Series of Hessian-Vector Products for Tractable Saddle-Free Newton Optimisation of Neural Networks
Elre T. Oldewage, Ross M. Clarke, José Miguel Hernández-Lobato
TL;DR
This work tackles the challenge of applying second-order optimisation to deep neural networks by proposing a scalable SFN-like method that avoids explicit Hessian storage or eigendecomposition. It constructs the absolute-value transformation of the Hessian eigenvalues via the principal square root of $H^2$ and approximates $(H^2)^{-rac{1}{2}}$ with a convergent matrix series, using Hessian-vector products to apply the update efficiently. A key contribution is the combination of an adaptive scaling factor $V$ with sequence acceleration (Wynn’s epsilon) to enable practical truncation while preserving convergence properties toward saddle-free minimisers. Empirical results across UCI Energy and large-scale datasets with ResNet-18 demonstrate that the method is competitive with established optimisers and particularly benefits from adaptivity, although exact SFN and well-tuned KFAC/Adam variants can still outperform in some settings. The approach opens avenues for further improvements via conditioning strategies and CG-inspired techniques to close the remaining gap to state-of-the-art first- and second-order optimisers.
Abstract
Despite their popularity in the field of continuous optimisation, second-order quasi-Newton methods are challenging to apply in machine learning, as the Hessian matrix is intractably large.

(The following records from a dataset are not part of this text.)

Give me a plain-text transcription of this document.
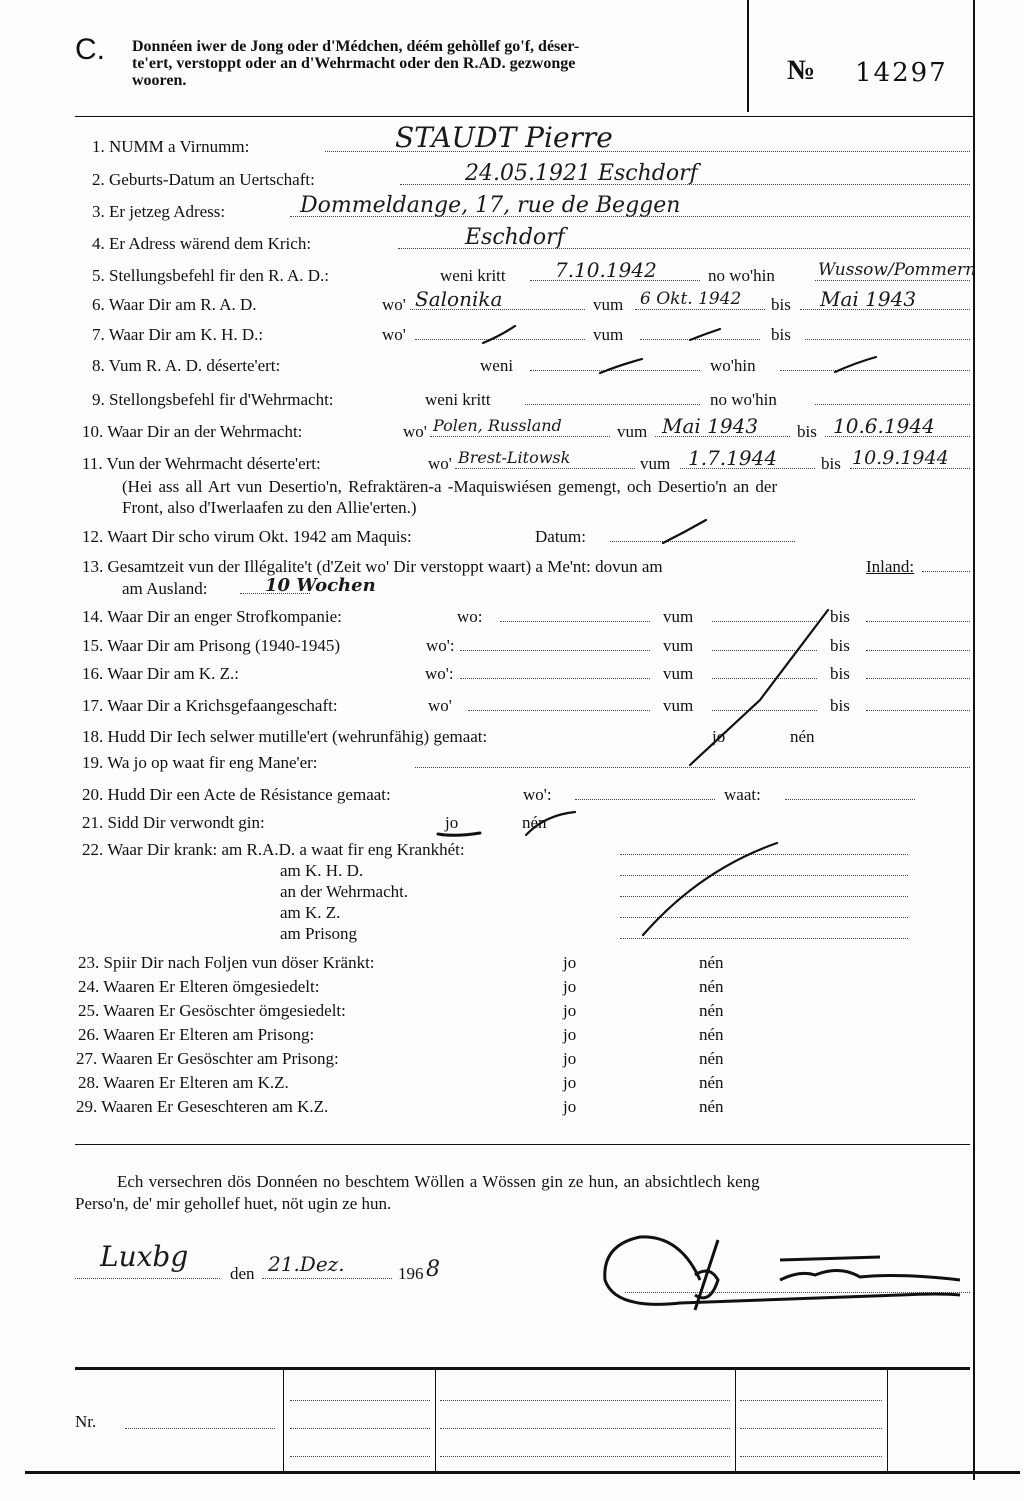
C. Donnéen iwer de Jong oder d'Médchen, déém gehòllef go'f, déser-
te'ert, verstoppt oder an d'Wehrmacht oder den R.AD. gezwonge
wooren.	№ 14297
1. NUMM a Virnumm:	STAUDT Pierre
2. Geburts-Datum an Uertschaft:	24.05.1921 Eschdorf
3. Er jetzeg Adress:	Dommeldange, 17, rue de Beggen
4. Er Adress wärend dem Krich:	Eschdorf
5. Stellungsbefehl fir den R. A. D.:	weni kritt 7.10.1942	no wo'hin	Wussow/Pommern
6. Waar Dir am R. A. D.	wo' Salonika	vum 6 Okt. 1942 bis Mai 1943
7. Waar Dir am K. H. D.:	wo'	vum	bis
8. Vum R. A. D. déserte'ert:	weni	wo'hin
9. Stellongsbefehl fir d'Wehrmacht:	weni kritt	no wo'hin
10. Waar Dir an der Wehrmacht:	wo' Polen, Russland	vum Mai 1943 bis 10.6.1944
11. Vun der Wehrmacht déserte'ert:	wo' Brest-Litowsk	vum 1.7.1944	bis 10.9.1944
(Hei ass all Art vun Desertio'n, Refraktären-a -Maquiswiésen gemengt, och Desertio'n an der
Front, also d'Iwerlaafen zu den Allie'erten.)
12. Waart Dir scho virum Okt. 1942 am Maquis:	Datum:
13. Gesamtzeit vun der Illégalite't (d'Zeit wo' Dir verstoppt waart) a Me'nt: dovun am	Inland:
am Ausland:	10 Wochen
14. Waar Dir an enger Strofkompanie:	wo:	vum	bis
15. Waar Dir am Prisong (1940-1945)	wo':	vum	bis
16. Waar Dir am K. Z.:	wo':	vum	bis
17. Waar Dir a Krichsgefaangeschaft:	wo'	vum	bis
18. Hudd Dir Iech selwer mutille'ert (wehrunfähig) gemaat:	jo	nén
19. Wa jo op waat fir eng Mane'er:
20. Hudd Dir een Acte de Résistance gemaat:	wo':	waat:
21. Sidd Dir verwondt gin:	jo	nén
22. Waar Dir krank: am R.A.D. a waat fir eng Krankhét:
am K. H. D.
an der Wehrmacht.
am K. Z.
am Prisong
23. Spiir Dir nach Foljen vun döser Kränkt:	jo	nén
24. Waaren Er Elteren ömgesiedelt:	jo	nén
25. Waaren Er Gesöschter ömgesiedelt:	jo	nén
26. Waaren Er Elteren am Prisong:	jo	nén
27. Waaren Er Gesöschter am Prisong:	jo	nén
28. Waaren Er Elteren am K.Z.	jo	nén
29. Waaren Er Geseschteren am K.Z.	jo	nén
Ech versechren dös Donnéen no beschtem Wöllen a Wössen gin ze hun, an absichtlech keng
Perso'n, de' mir gehollef huet, nöt ugin ze hun.
Luxbg
den 21.Dez.	196 8
Nr.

This computational burden is exacerbated by the need to address non-convexity, for instance by modifying the Hessian's eigenvalues as in Saddle-Free Newton methods. We propose an optimisation algorithm which addresses both of these concerns - to our knowledge, the first efficiently-scalable optimisation algorithm to asymptotically use the exact inverse Hessian with absolute-value eigenvalues. Our method frames the problem as a series which principally square-roots and inverts the squared Hessian, then uses it to precondition a gradient vector, all without explicitly computing or eigendecomposing the Hessian. A truncation of this infinite series provides a new optimisation algorithm which is scalable and comparable to other first- and second-order optimisation methods in both runtime and optimisation performance. We demonstrate this in a variety of settings, including a ResNet-18 trained on CIFAR-10.